Reshape/Resize Crop for Model Input

The input image is resized to network input size, and reshaped to (N,C,H,W) (N=number of images, C=number of channels, H=height, W=width). . The image is also resized to network output size, with bicubic interpolation. This bicubic image is the second input to the network.

# Resize the image to the target shape with bicubic interpolation
bicubic_image = cv2.resize(
    src=image_crop, dsize=(target_width, target_height), interpolation=cv2.INTER_CUBIC
)

# If required, resize image to input image shape
if CROP_FACTOR > 1:
    image_crop = cv2.resize(src=image_crop, dsize=(input_width, input_height))

# Reshape the images from (H,W,C) to (N,C,H,W)
input_image_original = np.expand_dims(image_crop.transpose(2, 0, 1), axis=0)
input_image_bicubic = np.expand_dims(bicubic_image.transpose(2, 0, 1), axis=0)

Do Inference

Do inference and convert the inference result to an RGB image

result = compiled_model(
    {
        original_image_key.any_name: input_image_original,
        bicubic_image_key.any_name: input_image_bicubic,
    }
)[output_key]

# Get inference result as numpy array and reshape to image shape and data type
result_image = convert_result_to_image(result)

Show and Save Results

Show the bicubic image and the enhanced superresolution image.

fig, ax = plt.subplots(nrows=1, ncols=2, figsize=(30, 15))
ax[0].imshow(to_rgb(bicubic_image))
ax[1].imshow(to_rgb(result_image))
ax[0].set_title("Bicubic")
ax[1].set_title("Superresolution")
Text(0.5, 1.0, 'Superresolution')
../_images/202-vision-superresolution-image-with-output_18_1.png

Save Superresolution and Bicubic Image Crop

# Add text with "SUPER" or "BICUBIC" to the superresolution or bicubic image
image_super = write_text_on_image(image=result_image, text="SUPER")
image_bicubic = write_text_on_image(image=bicubic_image, text="BICUBIC")

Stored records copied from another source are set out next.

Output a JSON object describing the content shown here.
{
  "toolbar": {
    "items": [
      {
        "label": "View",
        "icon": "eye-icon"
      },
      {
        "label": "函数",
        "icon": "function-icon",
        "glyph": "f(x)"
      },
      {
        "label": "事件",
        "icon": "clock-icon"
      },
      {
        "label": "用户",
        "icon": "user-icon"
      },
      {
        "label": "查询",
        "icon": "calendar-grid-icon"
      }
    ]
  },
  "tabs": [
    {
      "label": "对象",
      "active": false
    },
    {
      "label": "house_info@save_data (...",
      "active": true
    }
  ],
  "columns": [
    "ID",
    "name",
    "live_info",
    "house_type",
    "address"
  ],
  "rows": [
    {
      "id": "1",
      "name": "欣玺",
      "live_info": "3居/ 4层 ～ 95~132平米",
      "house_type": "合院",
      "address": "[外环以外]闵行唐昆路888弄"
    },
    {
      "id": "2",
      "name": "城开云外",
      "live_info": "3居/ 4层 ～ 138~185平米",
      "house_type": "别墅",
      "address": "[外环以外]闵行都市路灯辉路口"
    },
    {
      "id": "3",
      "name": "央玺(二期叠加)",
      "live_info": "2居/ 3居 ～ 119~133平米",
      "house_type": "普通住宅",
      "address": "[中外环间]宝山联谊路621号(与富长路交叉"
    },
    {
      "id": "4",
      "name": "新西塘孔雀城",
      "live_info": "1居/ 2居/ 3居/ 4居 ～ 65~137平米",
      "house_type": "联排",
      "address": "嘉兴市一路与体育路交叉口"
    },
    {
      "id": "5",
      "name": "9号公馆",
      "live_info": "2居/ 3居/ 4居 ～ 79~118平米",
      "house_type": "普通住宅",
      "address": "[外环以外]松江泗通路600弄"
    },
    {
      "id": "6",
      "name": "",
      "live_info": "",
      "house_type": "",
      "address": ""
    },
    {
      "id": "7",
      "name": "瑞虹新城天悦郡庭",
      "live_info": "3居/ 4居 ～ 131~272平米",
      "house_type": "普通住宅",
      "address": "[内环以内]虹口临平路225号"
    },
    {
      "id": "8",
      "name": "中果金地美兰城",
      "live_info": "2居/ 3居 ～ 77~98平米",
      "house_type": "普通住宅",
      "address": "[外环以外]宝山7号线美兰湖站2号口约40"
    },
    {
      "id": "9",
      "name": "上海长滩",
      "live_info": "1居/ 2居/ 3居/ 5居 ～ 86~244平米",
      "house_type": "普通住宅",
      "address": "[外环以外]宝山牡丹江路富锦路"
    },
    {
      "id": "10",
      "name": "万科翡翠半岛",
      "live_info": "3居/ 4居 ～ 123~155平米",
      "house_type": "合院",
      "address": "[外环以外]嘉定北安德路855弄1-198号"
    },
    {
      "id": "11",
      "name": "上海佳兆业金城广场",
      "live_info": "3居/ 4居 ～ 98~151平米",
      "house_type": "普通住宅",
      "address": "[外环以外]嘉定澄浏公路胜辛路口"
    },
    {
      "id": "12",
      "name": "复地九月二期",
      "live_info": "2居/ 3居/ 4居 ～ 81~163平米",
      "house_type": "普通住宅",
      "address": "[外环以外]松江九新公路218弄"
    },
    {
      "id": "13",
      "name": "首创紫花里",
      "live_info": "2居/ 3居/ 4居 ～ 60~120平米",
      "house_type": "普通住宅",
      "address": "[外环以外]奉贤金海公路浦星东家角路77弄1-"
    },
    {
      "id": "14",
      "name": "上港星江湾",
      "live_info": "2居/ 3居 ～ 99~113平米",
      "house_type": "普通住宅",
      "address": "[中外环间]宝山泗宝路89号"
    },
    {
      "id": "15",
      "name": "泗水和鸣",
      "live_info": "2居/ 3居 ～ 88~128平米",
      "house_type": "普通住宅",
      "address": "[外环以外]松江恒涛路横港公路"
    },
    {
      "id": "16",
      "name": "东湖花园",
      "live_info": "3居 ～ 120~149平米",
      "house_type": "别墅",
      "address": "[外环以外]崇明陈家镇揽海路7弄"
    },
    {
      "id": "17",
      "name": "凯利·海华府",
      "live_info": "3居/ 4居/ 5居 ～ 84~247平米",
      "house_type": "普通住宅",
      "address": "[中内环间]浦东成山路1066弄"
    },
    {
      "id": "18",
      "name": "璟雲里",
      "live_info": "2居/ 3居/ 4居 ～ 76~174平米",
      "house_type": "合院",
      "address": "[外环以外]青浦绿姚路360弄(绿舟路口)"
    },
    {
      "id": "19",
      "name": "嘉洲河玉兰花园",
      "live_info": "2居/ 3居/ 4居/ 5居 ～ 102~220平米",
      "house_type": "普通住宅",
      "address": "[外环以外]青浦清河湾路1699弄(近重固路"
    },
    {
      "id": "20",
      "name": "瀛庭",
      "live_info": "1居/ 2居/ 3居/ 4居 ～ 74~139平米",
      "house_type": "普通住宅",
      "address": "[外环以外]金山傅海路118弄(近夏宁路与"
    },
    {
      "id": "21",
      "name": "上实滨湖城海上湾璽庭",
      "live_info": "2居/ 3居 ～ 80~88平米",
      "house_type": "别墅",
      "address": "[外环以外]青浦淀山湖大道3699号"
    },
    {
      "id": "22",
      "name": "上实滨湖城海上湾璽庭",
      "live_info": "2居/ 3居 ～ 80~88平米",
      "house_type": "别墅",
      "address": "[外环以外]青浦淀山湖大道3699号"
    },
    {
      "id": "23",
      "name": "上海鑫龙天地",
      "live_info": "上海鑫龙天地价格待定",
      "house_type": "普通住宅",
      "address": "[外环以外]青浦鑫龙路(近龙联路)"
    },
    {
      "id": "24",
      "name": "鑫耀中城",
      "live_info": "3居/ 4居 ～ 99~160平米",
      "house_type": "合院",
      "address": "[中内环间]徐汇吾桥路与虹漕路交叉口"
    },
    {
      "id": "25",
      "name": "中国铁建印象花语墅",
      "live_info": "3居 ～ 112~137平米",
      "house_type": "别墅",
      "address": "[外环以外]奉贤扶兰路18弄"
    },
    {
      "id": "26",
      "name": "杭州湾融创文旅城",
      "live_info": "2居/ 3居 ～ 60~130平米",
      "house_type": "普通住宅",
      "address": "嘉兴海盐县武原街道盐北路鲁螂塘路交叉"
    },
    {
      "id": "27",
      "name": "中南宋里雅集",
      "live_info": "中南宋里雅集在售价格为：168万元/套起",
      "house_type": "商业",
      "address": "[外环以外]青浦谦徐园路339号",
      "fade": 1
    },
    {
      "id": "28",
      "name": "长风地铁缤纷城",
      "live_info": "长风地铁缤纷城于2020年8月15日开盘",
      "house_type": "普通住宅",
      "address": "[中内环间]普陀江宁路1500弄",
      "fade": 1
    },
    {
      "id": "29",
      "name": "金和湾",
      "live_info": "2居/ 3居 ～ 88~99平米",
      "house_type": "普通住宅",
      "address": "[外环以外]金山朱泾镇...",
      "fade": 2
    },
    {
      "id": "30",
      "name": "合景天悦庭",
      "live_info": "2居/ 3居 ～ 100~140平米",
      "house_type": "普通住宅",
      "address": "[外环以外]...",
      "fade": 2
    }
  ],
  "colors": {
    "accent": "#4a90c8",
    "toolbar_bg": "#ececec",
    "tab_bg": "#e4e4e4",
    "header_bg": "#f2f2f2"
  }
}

# Store the image and the results
crop_image_path = Path(f"{OUTPUT_PATH.stem}/{image_id}_{adjusted_upsample_factor}x_crop.png")
superres_image_path = Path(
    f"{OUTPUT_PATH.stem}/{image_id}_{adjusted_upsample_factor}x_crop_superres.png"
)
bicubic_image_path = Path(
    f"{OUTPUT_PATH.stem}/{image_id}_{adjusted_upsample_factor}x_crop_bicubic.png"
)
cv2.imwrite(filename=str(crop_image_path), img=image_crop, params=[cv2.IMWRITE_PNG_COMPRESSION, 0])
cv2.imwrite(
    filename=str(superres_image_path), img=image_super, params=[cv2.IMWRITE_PNG_COMPRESSION, 0]
)
cv2.imwrite(
    filename=str(bicubic_image_path), img=image_bicubic, params=[cv2.IMWRITE_PNG_COMPRESSION, 0]
)
print(f"Images written to directory: {OUTPUT_PATH}")
Images written to directory: output

Write Animated GIF with Bicubic/Superresolution Comparison

print(image_bicubic.shape)
print(image_super.shape)

result_pil = Image.fromarray(to_rgb(image_super))
bicubic_pil = Image.fromarray(to_rgb(image_bicubic))
gif_image_path = Path(f"{OUTPUT_PATH.stem}/{image_id}_comparison_{adjusted_upsample_factor}x.gif")

result_pil.save(
    fp=str(gif_image_path),
    format="GIF",
    append_images=[bicubic_pil],
    save_all=True,
    duration=1000,
    loop=0,
)

# DisplayImage(str(gif_image_path)) doesn't work in Colab
DisplayImage(data=open(gif_image_path, "rb").read(), width=1920 // 2)
(1080, 1920, 3)
(1080, 1920, 3)
../_images/202-vision-superresolution-image-with-output_22_1.png

Create video with sliding bicubic/superresolution comparison

This may take a while. For the video, the superresolution and bicubic image are resized by a factor two to improve processing speed. This gives an indication of the superresolution effect. The video is saved as an .avi video. You can click on the link to download the video, or open it directly from the images directory, and play it locally.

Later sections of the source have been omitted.